Yes, those methods should work as seen here. Are you running into issues? It works in the examples.

Or do you mean you want the node update to automatically update the graph objective? That should be possible, but I will need to think it through a bit.

dlcole3 commented 1 month ago

@jalving I noticed you extended the JuMP.set_objective_function for nodes here. Can this be added for graphs as well (i.e., for setting the objective on the OptiGraph)?

Yes, those methods should work as seen here. Are you running into issues? It works in the examples.

Or do you mean you want the node update to automatically update the graph objective? That should be possible, but I will need to think it through a bit.

My bad. I made a mistake in that I did git pull but I had some unstashed errors, so it had not pulled the newest changes. It does work for graphs.

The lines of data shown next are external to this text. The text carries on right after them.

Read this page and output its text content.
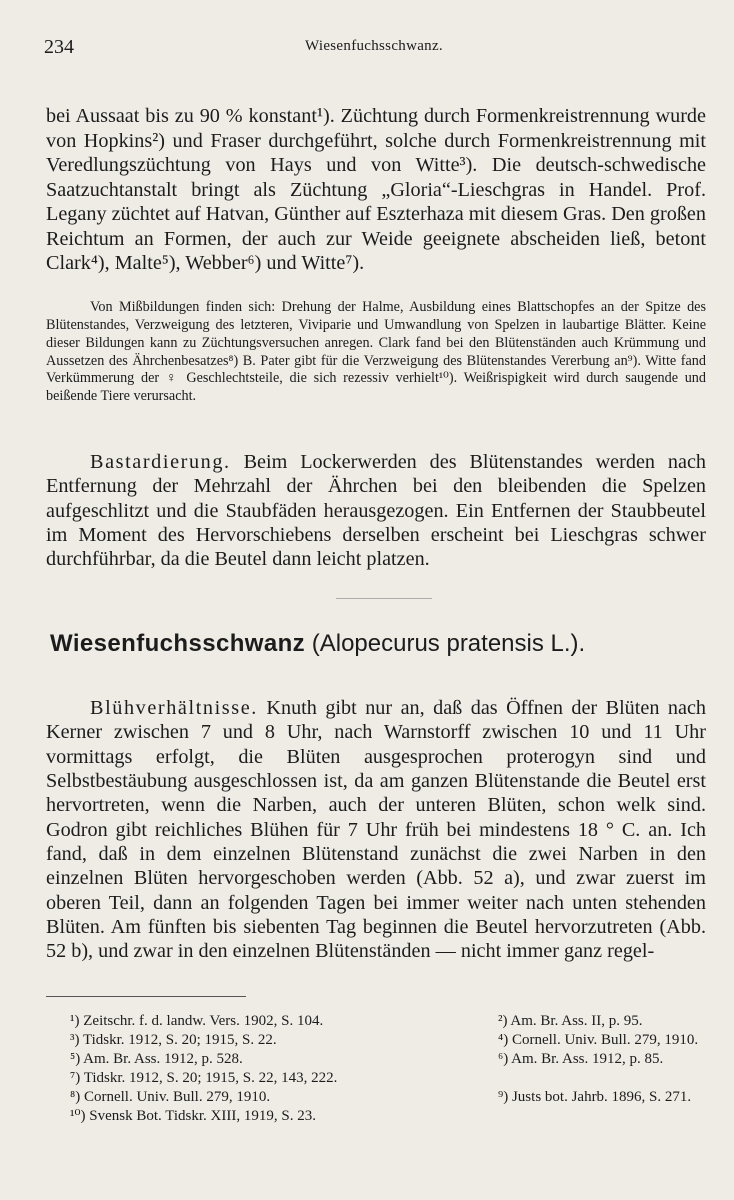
234	Wiesenfuchsschwanz.

bei Aussaat bis zu 90 % konstant¹). Züchtung durch Formenkreistrennung wurde von Hopkins²) und Fraser durchgeführt, solche durch Formenkreistrennung mit Veredlungszüchtung von Hays und von Witte³). Die deutsch-schwedische Saatzuchtanstalt bringt als Züchtung „Gloria“-Lieschgras in Handel. Prof. Legany züchtet auf Hatvan, Günther auf Eszterhaza mit diesem Gras. Den großen Reichtum an Formen, der auch zur Weide geeignete abscheiden ließ, betont Clark⁴), Malte⁵), Webber⁶) und Witte⁷).

Von Mißbildungen finden sich: Drehung der Halme, Ausbildung eines Blattschopfes an der Spitze des Blütenstandes, Verzweigung des letzteren, Viviparie und Umwandlung von Spelzen in laubartige Blätter. Keine dieser Bildungen kann zu Züchtungsversuchen anregen. Clark fand bei den Blütenständen auch Krümmung und Aussetzen des Ährchenbesatzes⁸) B. Pater gibt für die Verzweigung des Blütenstandes Vererbung an⁹). Witte fand Verkümmerung der ♀ Geschlechtsteile, die sich rezessiv verhielt¹⁰). Weißrispigkeit wird durch saugende und beißende Tiere verursacht.

Bastardierung. Beim Lockerwerden des Blütenstandes werden nach Entfernung der Mehrzahl der Ährchen bei den bleibenden die Spelzen aufgeschlitzt und die Staubfäden herausgezogen. Ein Entfernen der Staubbeutel im Moment des Hervorschiebens derselben erscheint bei Lieschgras schwer durchführbar, da die Beutel dann leicht platzen.

Wiesenfuchsschwanz (Alopecurus pratensis L.).

Blühverhältnisse. Knuth gibt nur an, daß das Öffnen der Blüten nach Kerner zwischen 7 und 8 Uhr, nach Warnstorff zwischen 10 und 11 Uhr vormittags erfolgt, die Blüten ausgesprochen proterogyn sind und Selbstbestäubung ausgeschlossen ist, da am ganzen Blütenstande die Beutel erst hervortreten, wenn die Narben, auch der unteren Blüten, schon welk sind. Godron gibt reichliches Blühen für 7 Uhr früh bei mindestens 18 ° C. an. Ich fand, daß in dem einzelnen Blütenstand zunächst die zwei Narben in den einzelnen Blüten hervorgeschoben werden (Abb. 52 a), und zwar zuerst im oberen Teil, dann an folgenden Tagen bei immer weiter nach unten stehenden Blüten. Am fünften bis siebenten Tag beginnen die Beutel hervorzutreten (Abb. 52 b), und zwar in den einzelnen Blütenständen — nicht immer ganz regel-

¹) Zeitschr. f. d. landw. Vers. 1902, S. 104.	²) Am. Br. Ass. II, p. 95.
³) Tidskr. 1912, S. 20; 1915, S. 22.	⁴) Cornell. Univ. Bull. 279, 1910.
⁵) Am. Br. Ass. 1912, p. 528.	⁶) Am. Br. Ass. 1912, p. 85.
⁷) Tidskr. 1912, S. 20; 1915, S. 22, 143, 222.
⁸) Cornell. Univ. Bull. 279, 1910.	⁹) Justs bot. Jahrb. 1896, S. 271.
¹⁰) Svensk Bot. Tidskr. XIII, 1919, S. 23.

It does look like the warning statement when no objective is defined does throw an error saying that has_node_objective is not defined (from here). Below is a MWE for this:

using Plasmo, HiGHS

g = OptiGraph()

@optinode(g, n[1:2])

for node in n
    @variable(node, x >= 0)
    @objective(node, Min, x)
end

set_optimizer(g, HiGHS.Optimizer)
optimize!(g)

Also, it might be worth updating the output for variables. For the code above, if I call n[1][:x], it outputs the variable in the REPL as An Abstract JuMP Model[:x].

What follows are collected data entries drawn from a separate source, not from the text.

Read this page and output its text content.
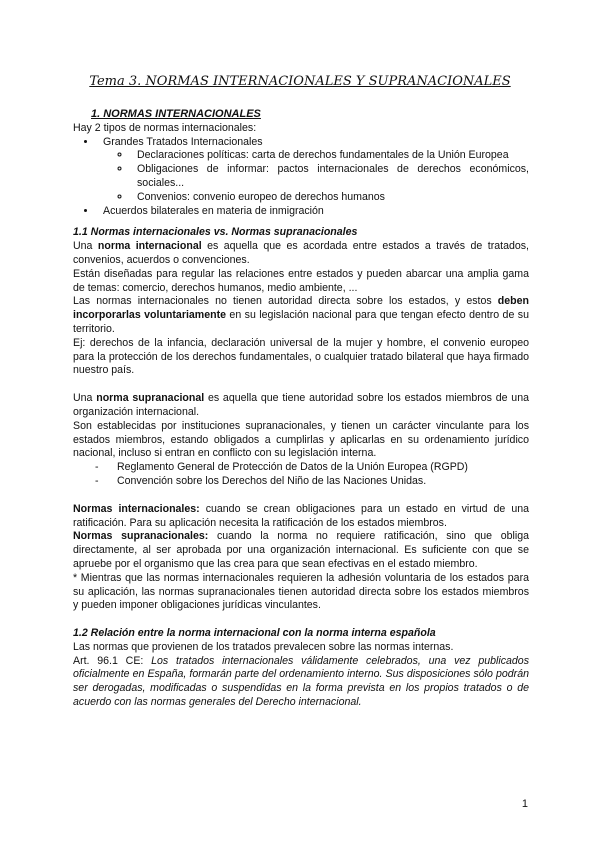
Tema 3. NORMAS INTERNACIONALES Y SUPRANACIONALES
1. NORMAS INTERNACIONALES

Hay 2 tipos de normas internacionales:

• Grandes Tratados Internacionales
◦ Declaraciones políticas: carta de derechos fundamentales de la Unión Europea
◦ Obligaciones de informar: pactos internacionales de derechos económicos, sociales...
◦ Convenios: convenio europeo de derechos humanos
• Acuerdos bilaterales en materia de inmigración
1.1 Normas internacionales vs. Normas supranacionales

Una norma internacional es aquella que es acordada entre estados a través de tratados, convenios, acuerdos o convenciones.

Están diseñadas para regular las relaciones entre estados y pueden abarcar una amplia gama de temas: comercio, derechos humanos, medio ambiente, ...

Las normas internacionales no tienen autoridad directa sobre los estados, y estos deben incorporarlas voluntariamente en su legislación nacional para que tengan efecto dentro de su territorio.

Ej: derechos de la infancia, declaración universal de la mujer y hombre, el convenio europeo para la protección de los derechos fundamentales, o cualquier tratado bilateral que haya firmado nuestro país.

Una norma supranacional es aquella que tiene autoridad sobre los estados miembros de una organización internacional.

Son establecidas por instituciones supranacionales, y tienen un carácter vinculante para los estados miembros, estando obligados a cumplirlas y aplicarlas en su ordenamiento jurídico nacional, incluso si entran en conflicto con su legislación interna.

- Reglamento General de Protección de Datos de la Unión Europea (RGPD)
- Convención sobre los Derechos del Niño de las Naciones Unidas.

Normas internacionales: cuando se crean obligaciones para un estado en virtud de una ratificación. Para su aplicación necesita la ratificación de los estados miembros.

Normas supranacionales: cuando la norma no requiere ratificación, sino que obliga directamente, al ser aprobada por una organización internacional. Es suficiente con que se apruebe por el organismo que las crea para que sean efectivas en el estado miembro.

* Mientras que las normas internacionales requieren la adhesión voluntaria de los estados para su aplicación, las normas supranacionales tienen autoridad directa sobre los estados miembros y pueden imponer obligaciones jurídicas vinculantes.

1.2 Relación entre la norma internacional con la norma interna española

Las normas que provienen de los tratados prevalecen sobre las normas internas.

Art. 96.1 CE: Los tratados internacionales válidamente celebrados, una vez publicados oficialmente en España, formarán parte del ordenamiento interno. Sus disposiciones sólo podrán ser derogadas, modificadas o suspendidas en la forma prevista en los propios tratados o de acuerdo con las normas generales del Derecho internacional.

1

jalving commented 1 month ago

It does look like the warning statement when no objective is defined does throw an error saying that has_node_objective is not defined (from here). Below is a MWE for this:

Also, it might be worth updating the output for variables. For the code above, if I call n[1][:x], it outputs the variable in the REPL as An Abstract JuMP Model[:x].`

Interesting, these both work for me. Can you make sure you have a clean git pull?

jalving commented 1 month ago

it looks like doing index_map_FS = index_map[F, S] here is no longer valid Julia code. I'll look into a workaround. This turned out to be a bug that didn't get picked up in stable julia

jalving commented 1 month ago

@odow All of the private MOI methods should be gone with this PR. Let me know if you come across anything problematic.